L’histoire de l’entre-deux-guerres montre que la Première Guerre mondiale n’a pas été qu’une simple parenthèse, mais au contraire qu’elle a profondément influencé les politiques et l’économie des années 1920. La guerre va entraîner une évolution des mentalités (rôle de l’Etat, théories économiques), une recréation de la carte de l’Europe, des conséquences économiques énormes (perturbations économiques, destructions, déséquilibres, conflits sociaux, « classes creuses »). Seule la crise des années 1930 et la Seconde Guerre mondiale amèneront un « retour à la normale ».

L’économie de guerre (1914-1919)

Une économie profondément perturbée

Les belligérants partaient pour une guerre courte, pensant que la modernité économique (davantage de moyens de destruction) allait précipiter le conflit. Il s’ensuit une impréparation économique dans l’ensemble des pays en guerre. L’économie de guerre est une économie inversée : alors qu’en temps de paix, l’objectif premier est de faire des profits, en temps de guerre, l’objectif est de produire le matériel nécessaire pour que la guerre puisse être gagnée. La guerre va être un immense révélateur de la vulnérabilité des nations européennes, soulignant les interdépendances liant les nations entre elles : le Royaume-Uni pour son agriculture, la France pour le charbon, etc.
Ainsi, l’invasion allemande en France touche 13 départements et prive le pays de 74 % de sa production de houille, 81 % de sa production de fonte, 63 % de sa production d’acier. Les hommes mobilisés sont retirés des entreprises, désorganisant l’industrie (le Creusot perd un tiers de sa main d’oeuvre). Les chemins de fer et navires cessent de transporter les marchandises pour transporter les hommes. En Allemagne, le fait que la moitié de la flotte ait été confisquée dans les ports alliés ou capturés entraîne des pénuries de toutes sortes (alimentaire, cuivre,…).

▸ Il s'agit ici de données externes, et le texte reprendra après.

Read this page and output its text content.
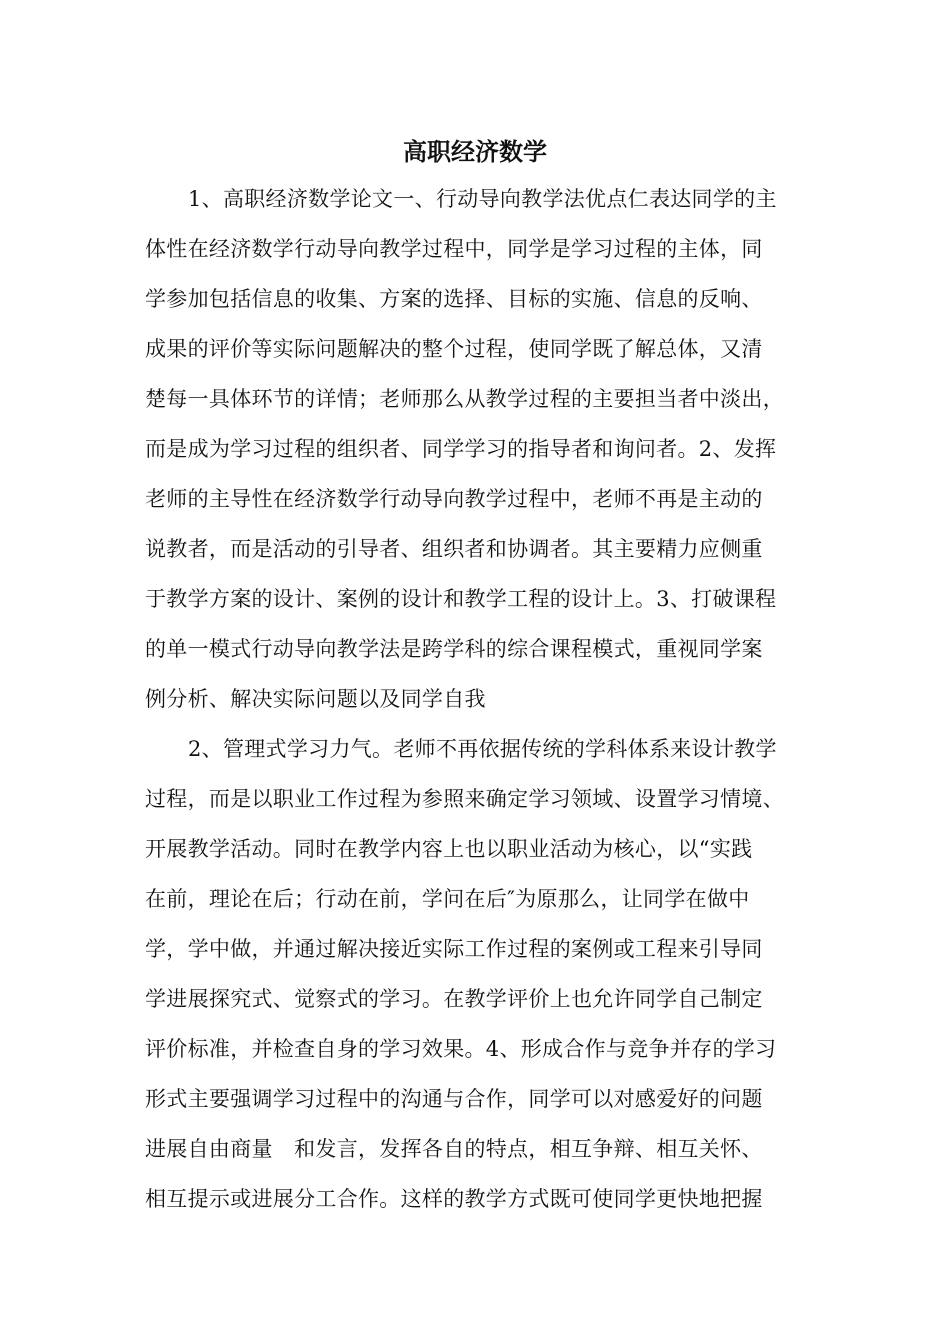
高职经济数学
1、高职经济数学论文一、行动导向教学法优点仁表达同学的主
体性在经济数学行动导向教学过程中，同学是学习过程的主体，同
学参加包括信息的收集、方案的选择、目标的实施、信息的反响、
成果的评价等实际问题解决的整个过程，使同学既了解总体，又清
楚每一具体环节的详情；老师那么从教学过程的主要担当者中淡出，
而是成为学习过程的组织者、同学学习的指导者和询问者。2、发挥
老师的主导性在经济数学行动导向教学过程中，老师不再是主动的
说教者，而是活动的引导者、组织者和协调者。其主要精力应侧重
于教学方案的设计、案例的设计和教学工程的设计上。3、打破课程
的单一模式行动导向教学法是跨学科的综合课程模式，重视同学案
例分析、解决实际问题以及同学自我
2、管理式学习力气。老师不再依据传统的学科体系来设计教学
过程，而是以职业工作过程为参照来确定学习领域、设置学习情境、
开展教学活动。同时在教学内容上也以职业活动为核心，以“实践
在前，理论在后；行动在前，学问在后″为原那么，让同学在做中
学，学中做，并通过解决接近实际工作过程的案例或工程来引导同
学进展探究式、觉察式的学习。在教学评价上也允许同学自己制定
评价标准，并检查自身的学习效果。4、形成合作与竞争并存的学习
形式主要强调学习过程中的沟通与合作，同学可以对感爱好的问题
进展自由商量　和发言，发挥各自的特点，相互争辩、相互关怀、
相互提示或进展分工合作。这样的教学方式既可使同学更快地把握
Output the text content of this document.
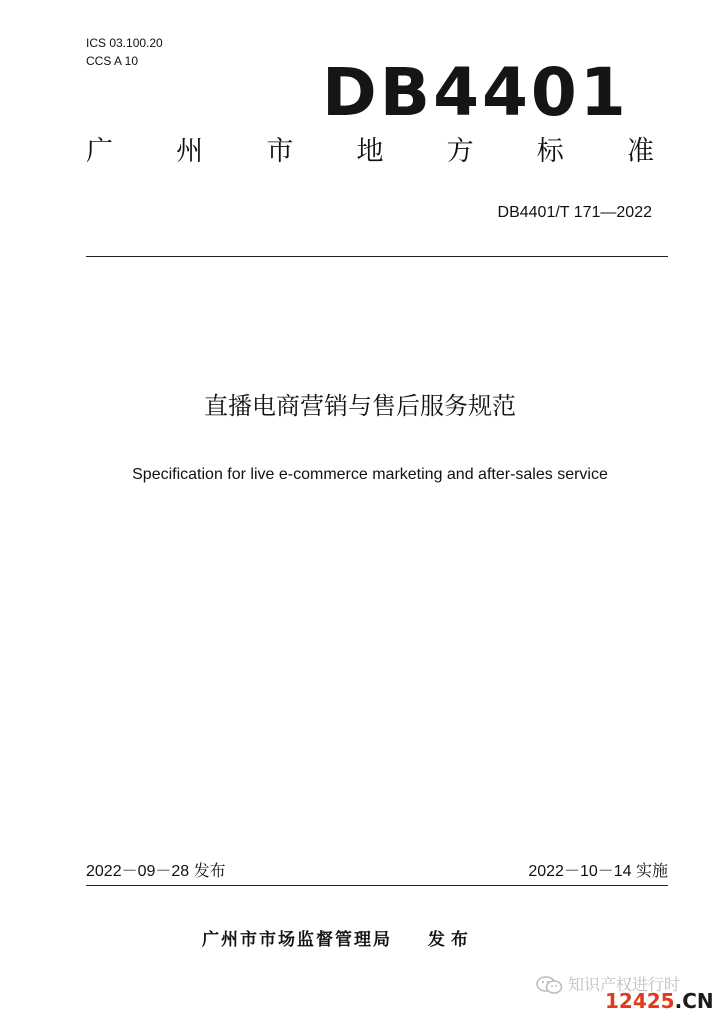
ICS 03.100.20
CCS A 10	DB4401
广 州 市 地 方 标 准
DB4401/T 171—2022
直播电商营销与售后服务规范
Specification for live e-commerce marketing and after-sales service
2022－09－28 发布	2022－10－14 实施
广州市市场监督管理局 发布
知识产权进行时
12425.CN
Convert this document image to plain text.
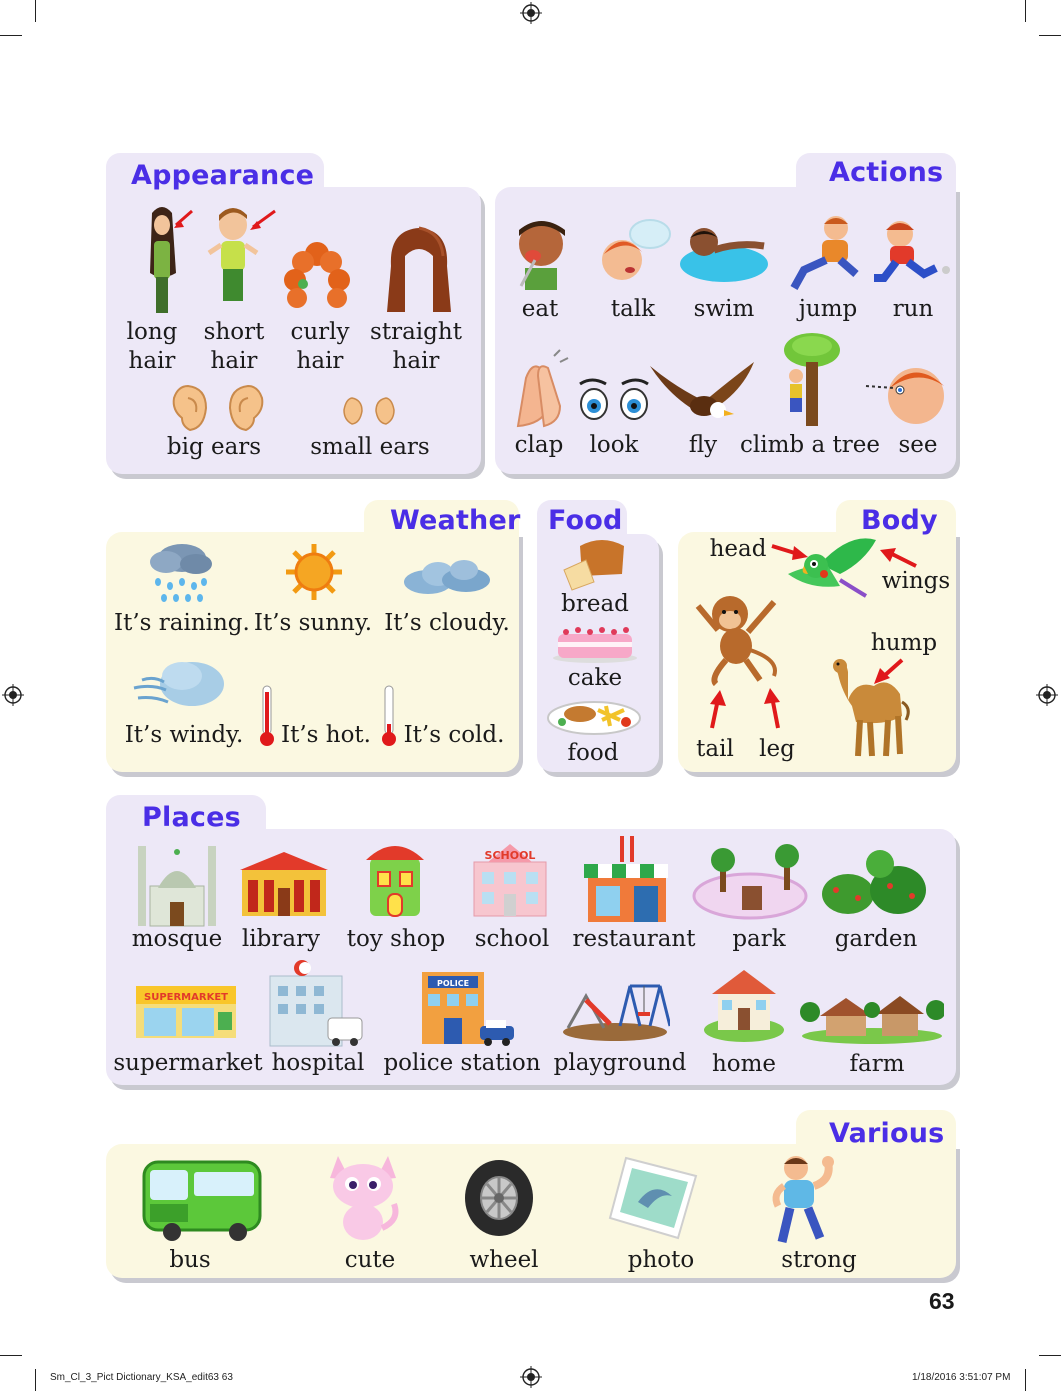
Appearance
long
hair
short
hair
curly
hair
straight
hair
big ears small ears
Actions
eat	talk	swim	jump	run
clap	look	fly climb a tree see
Weather
It’s raining. It’s sunny. It’s cloudy.
It’s windy. It’s hot. It’s cold.
Food
bread
cake
food
Body
head
wings
hump
tail leg
Places
SCHOOL
mosque library toy shop school restaurant park garden
SUPERMARKET
POLICE
supermarket hospital police station playground	home	farm
Various
bus	cute	wheel	photo	strong
63
Sm_Cl_3_Pict Dictionary_KSA_edit63 63	1/18/2016 3:51:07 PM
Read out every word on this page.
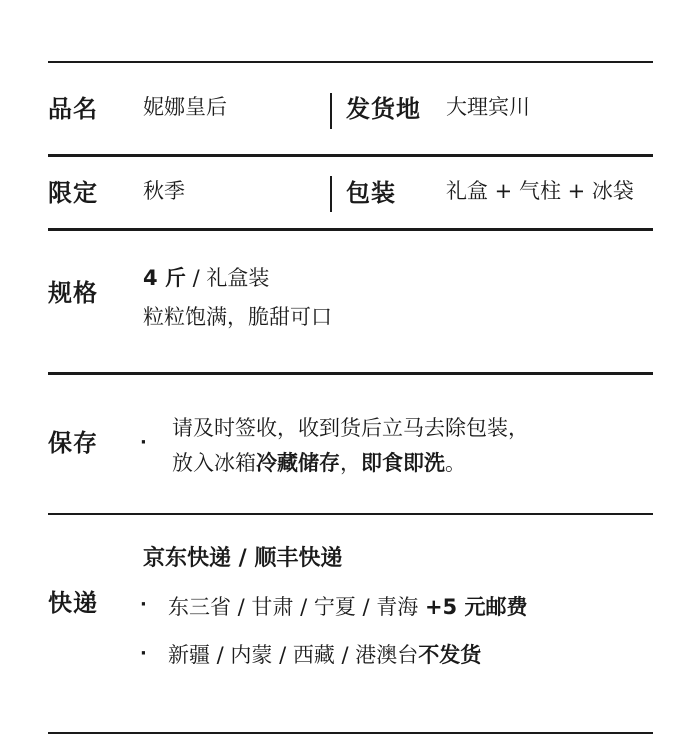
品名 妮娜皇后	发货地 大理宾川
限定 秋季	包装 礼盒 + 气柱 + 冰袋
规格
4 斤 / 礼盒装
粒粒饱满，脆甜可口
保存 ·
请及时签收，收到货后立马去除包装，
放入冰箱冷藏储存，即食即洗。
京东快递 / 顺丰快递
快递 · 东三省 / 甘肃 / 宁夏 / 青海 +5 元邮费
· 新疆 / 内蒙 / 西藏 / 港澳台不发货
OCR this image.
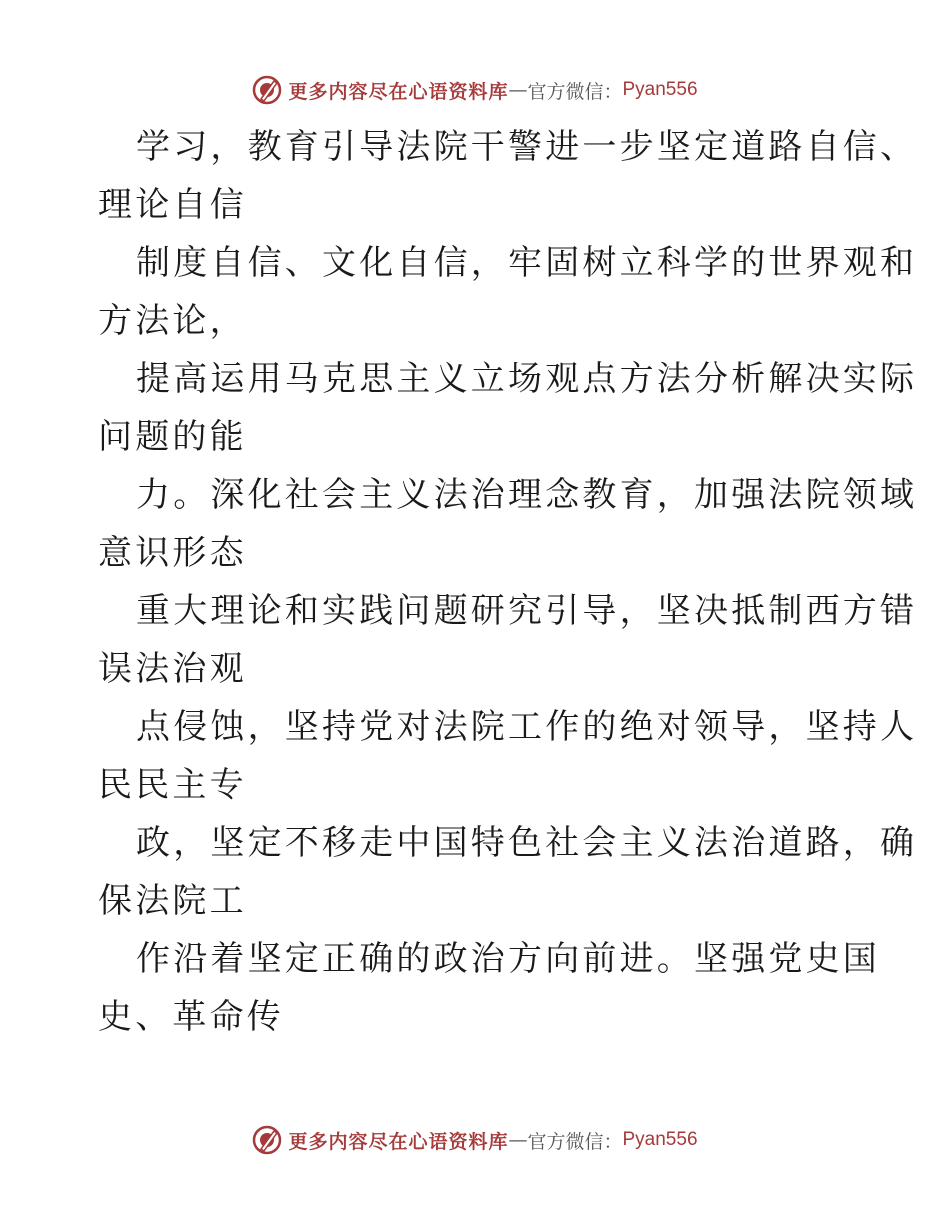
更多内容尽在心语资料库 — 官方微信： Pyan556
学习，教育引导法院干警进一步坚定道路自信、
理论自信
制度自信、文化自信，牢固树立科学的世界观和
方法论，
提高运用马克思主义立场观点方法分析解决实际
问题的能
力。深化社会主义法治理念教育，加强法院领域
意识形态
重大理论和实践问题研究引导，坚决抵制西方错
误法治观
点侵蚀，坚持党对法院工作的绝对领导，坚持人
民民主专
政，坚定不移走中国特色社会主义法治道路，确
保法院工
作沿着坚定正确的政治方向前进。坚强党史国
史、革命传
更多内容尽在心语资料库 — 官方微信： Pyan556
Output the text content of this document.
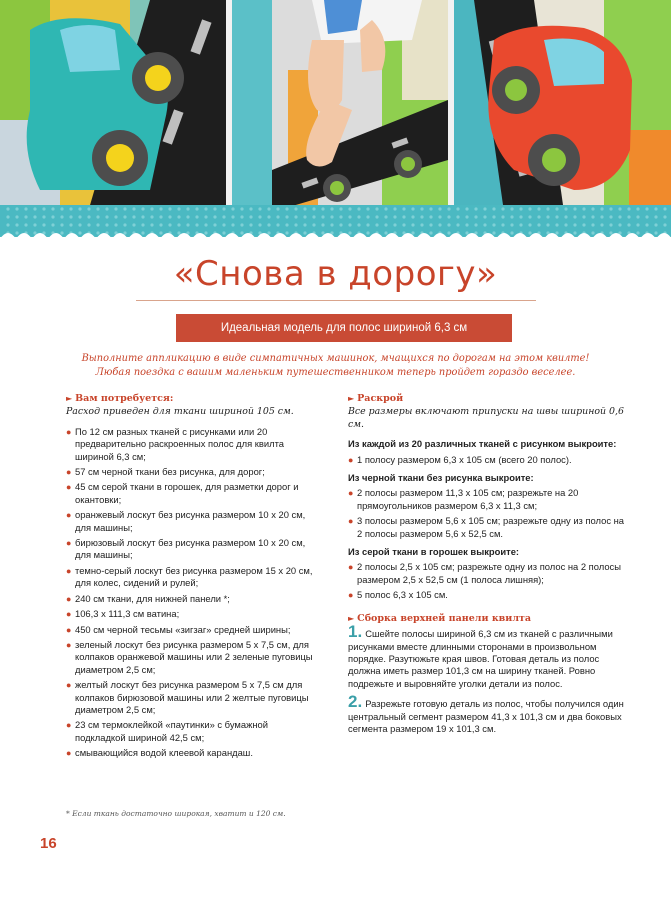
«Снова в дорогу»
Идеальная модель для полос шириной 6,3 см
Выполните аппликацию в виде симпатичных машинок, мчащихся по дорогам на этом квилте!
Любая поездка с вашим маленьким путешественником теперь пройдет гораздо веселее.
► Вам потребуется:
Расход приведен для ткани шириной 105 см.
● По 12 см разных тканей с рисунками или 20 предварительно раскроенных полос для квилта шириной 6,3 см;
● 57 см черной ткани без рисунка, для дорог;
● 45 см серой ткани в горошек, для разметки дорог и окантовки;
● оранжевый лоскут без рисунка размером 10 х 20 см, для машины;
● бирюзовый лоскут без рисунка размером 10 х 20 см, для машины;
● темно-серый лоскут без рисунка размером 15 х 20 см, для колес, сидений и рулей;
● 240 см ткани, для нижней панели *;
● 106,3 х 111,3 см ватина;
● 450 см черной тесьмы «зигзаг» средней ширины;
● зеленый лоскут без рисунка размером 5 х 7,5 см, для колпаков оранжевой машины или 2 зеленые пуговицы диаметром 2,5 см;
● желтый лоскут без рисунка размером 5 х 7,5 см для колпаков бирюзовой машины или 2 желтые пуговицы диаметром 2,5 см;
● 23 см термоклейкой «паутинки» с бумажной подкладкой шириной 42,5 см;
● смывающийся водой клеевой карандаш.
► Раскрой
Все размеры включают припуски на швы шириной 0,6 см.
Из каждой из 20 различных тканей с рисунком выкроите:
● 1 полосу размером 6,3 х 105 см (всего 20 полос).
Из черной ткани без рисунка выкроите:
● 2 полосы размером 11,3 х 105 см; разрежьте на 20 прямоугольников размером 6,3 х 11,3 см;
● 3 полосы размером 5,6 х 105 см; разрежьте одну из полос на 2 полосы размером 5,6 х 52,5 см.
Из серой ткани в горошек выкроите:
● 2 полосы 2,5 х 105 см; разрежьте одну из полос на 2 полосы размером 2,5 х 52,5 см (1 полоса лишняя);
● 5 полос 6,3 х 105 см.
► Сборка верхней панели квилта
1. Сшейте полосы шириной 6,3 см из тканей с различными рисунками вместе длинными сторонами в произвольном порядке. Разутюжьте края швов. Готовая деталь из полос должна иметь размер 101,3 см на ширину тканей. Ровно подрежьте и выровняйте уголки детали из полос.
2. Разрежьте готовую деталь из полос, чтобы получился один центральный сегмент размером 41,3 х 101,3 см и два боковых сегмента размером 19 х 101,3 см.
* Если ткань достаточно широкая, хватит и 120 см.
16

L’entrée en guerre touche aussi les pays non impliqués, comme les pays coloniaux (la métropole diminue ses importations). La guerre navale accroît les risques d’une façon considérable, entraînant une forte augmentation du coût du fret (multiplication par 10 entre Liverpool et New York) et une réduction des échanges.

L’intervention des Etats

Le libéralisme économique est inadapté à la guerre industrielle. Dans tous les pays, les Etats dirigent l’économie, s’assurant des approvisionnements vitaux, cherchant à éviter les gaspillages, organisant les échanges et le commerce. Les fabrications d’armement et les secteurs essentiels sont privilégiés. Les réactions sont plus rapides dans le camp allemand car les relations politico-industrielles étaient déjà forte avant le début du conflit. Dès 1914, Walter Rathenau, dirigeant du groupe AEG (industrie électronique), préside la création d’une division des matières premières au ministère de la Guerre. Des « sociétés de guerre » sont créés dans tous les secteurs. En France, les réactions sont plus hésitantes. A long terme, les évolutions sont semblables avec quelques variantes.

Partout, l’Etat devient un acteur majeur de l’économie, mais agit au coup par coup, sans qu’il n’y ait de véritable planification ; l’intervention est perçue comme un remède exceptionnel à une situation exceptionnelle. L’Etat intervient dans plusieurs domaines :

  • La répartition en fonction des objectifs de la défense nationale (multiplication des réquisitions, rationnement, etc.).
  • La fixation des prix de vente, le contrôle des profits, la répartition des matières en amont.
  • Le domaine social (adoucissement des relations entre la main d’oeuvre et l’Etat, recrutement de femmes, de réfugiés, de coloniaux, etc.).
  • Le domaine commercial (réglementation des importations et exportations, construction de navires marchands, etc.).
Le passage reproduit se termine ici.